Palermo, a capital da Sicília e a maior cidade convocada às urnas, terá como prefeito Leoluca Orlando, um renomado ativista antimáfia, apoiado pelo Partido da Refundação Comunista e pelos ecologistas, que obteve 70,1% contra Fabrizio Ferrandelli, do Partido Democrático (centro-esquerda), que obteve apenas 20,7%.

No total, quatro milhões de eleitores foram chamados a votar para renovar as prefeituras, em uma espécie de teste para medir o humor dos italianos faltando um ano para as eleições legislativas de 2013.

As eleições representam também uma prova para o atual chefe de governo, o ex-comissário europeu Mario Monti, e sua política de austeridade, seis meses depois de sua chegada ao poder, colocando fim ao reinado de Silvio Berlusconi, marcado pela corrupção e os escândalos.

A chuva junto ao temor pelo terremoto que atingiu as regiões do nordeste na madrugada de domingo, causando a morte de seis pessoas, contribuíram para a queda da participação.
Segundo os analistas, a menor afluência foi registrada no eleitorado de centro-direita, o grande perdedor do primeiro turno, atingido pela ausência de Berlusconi e os escândalos por corrupção e o desvio de dinheiro que afetam o lendário líder xenófobo Umberto Bossi.

As eleições foram iniciadas no domingo às 08h00 locais e se encerraram na segunda-feira às 15h00 locais.

A direita, que sofreu uma verdadeira debacle no primeiro turno, submeteu-se ao julgamento do eleitorado, que premiou há duas semanas as formações contrárias aos partidos tradicionais, fruto do descontentamento social.

Em uma entrevista à AFP, Grillo explicou o sucesso alcançado: "Passamos da democracia representativa à democracia participativa".

Ele ressaltou "o vazio político" vivido na Itália como uma das razões de sua força.
"Enchemos esse espaço com a hiper-democracia", resumiu o acusador dos privilégios da chamada "casta política".

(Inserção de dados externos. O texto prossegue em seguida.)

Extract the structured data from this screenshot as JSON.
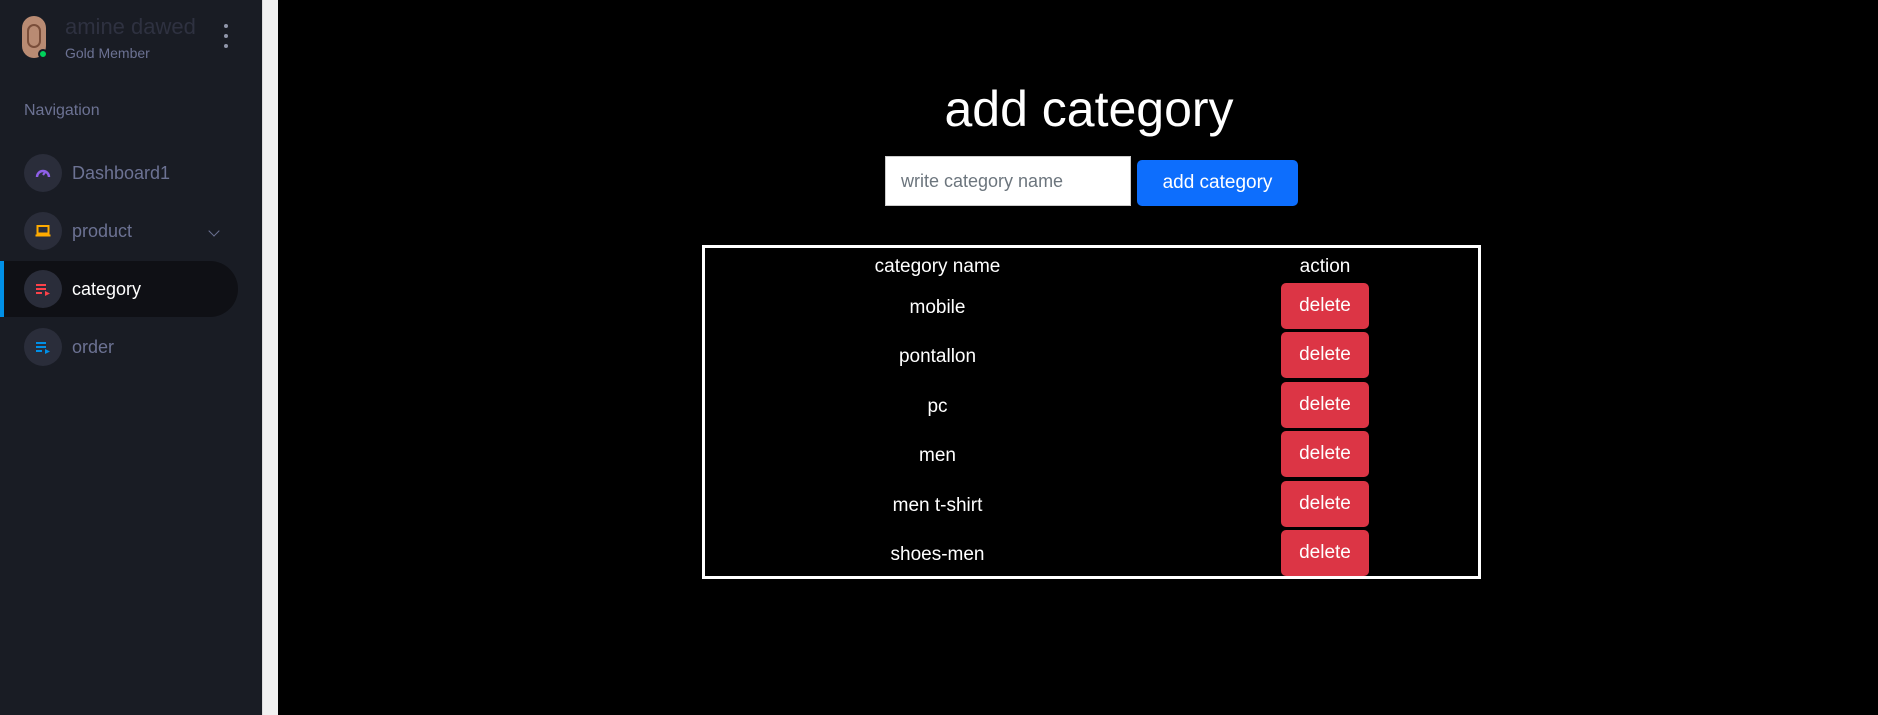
{
  "sidebar": {
    "profile": {
      "name": "amine dawed",
      "role": "Gold Member"
    },
    "nav_heading": "Navigation",
    "items": [
      {
        "label": "Dashboard1",
        "icon": "speedometer-icon",
        "color": "#8f5fe8"
      },
      {
        "label": "product",
        "icon": "laptop-icon",
        "color": "#ffab00"
      },
      {
        "label": "category",
        "icon": "playlist-play-icon",
        "color": "#fc424a",
        "active": true
      },
      {
        "label": "order",
        "icon": "playlist-play-icon",
        "color": "#0090e7"
      }
    ]
  },
  "main": {
    "title": "add category",
    "input": {
      "placeholder": "write category name",
      "value": ""
    },
    "add_button": "add category",
    "table": {
      "headers": [
        "category name",
        "action"
      ],
      "rows": [
        {
          "name": "mobile",
          "action": "delete"
        },
        {
          "name": "pontallon",
          "action": "delete"
        },
        {
          "name": "pc",
          "action": "delete"
        },
        {
          "name": "men",
          "action": "delete"
        },
        {
          "name": "men t-shirt",
          "action": "delete"
        },
        {
          "name": "shoes-men",
          "action": "delete"
        }
      ]
    }
  },
  "colors": {
    "sidebar_bg": "#191c24",
    "page_bg": "#000000",
    "primary": "#0d6efd",
    "danger": "#dc3545",
    "active_indicator": "#0090e7"
  }
}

No primeiro turno, dos 941 municípios (sobre mais de 8.000 no total) chamados às urnas para eleger seus prefeitos - entre eles 26 capitais da província ou cidades importantes -, o Povo da Liberdade (PDL), o partido conservador do ex-chefe de governo Berlusconi, retrocedeu consideravelmente.

A Liga Norte, que defende a autonomia do norte do país, retrocedeu também, sobretudo em seus redutos setentrionais tradicionais como Varese, Como e Bérgamo. Essa tendência foi confirmada no domingo.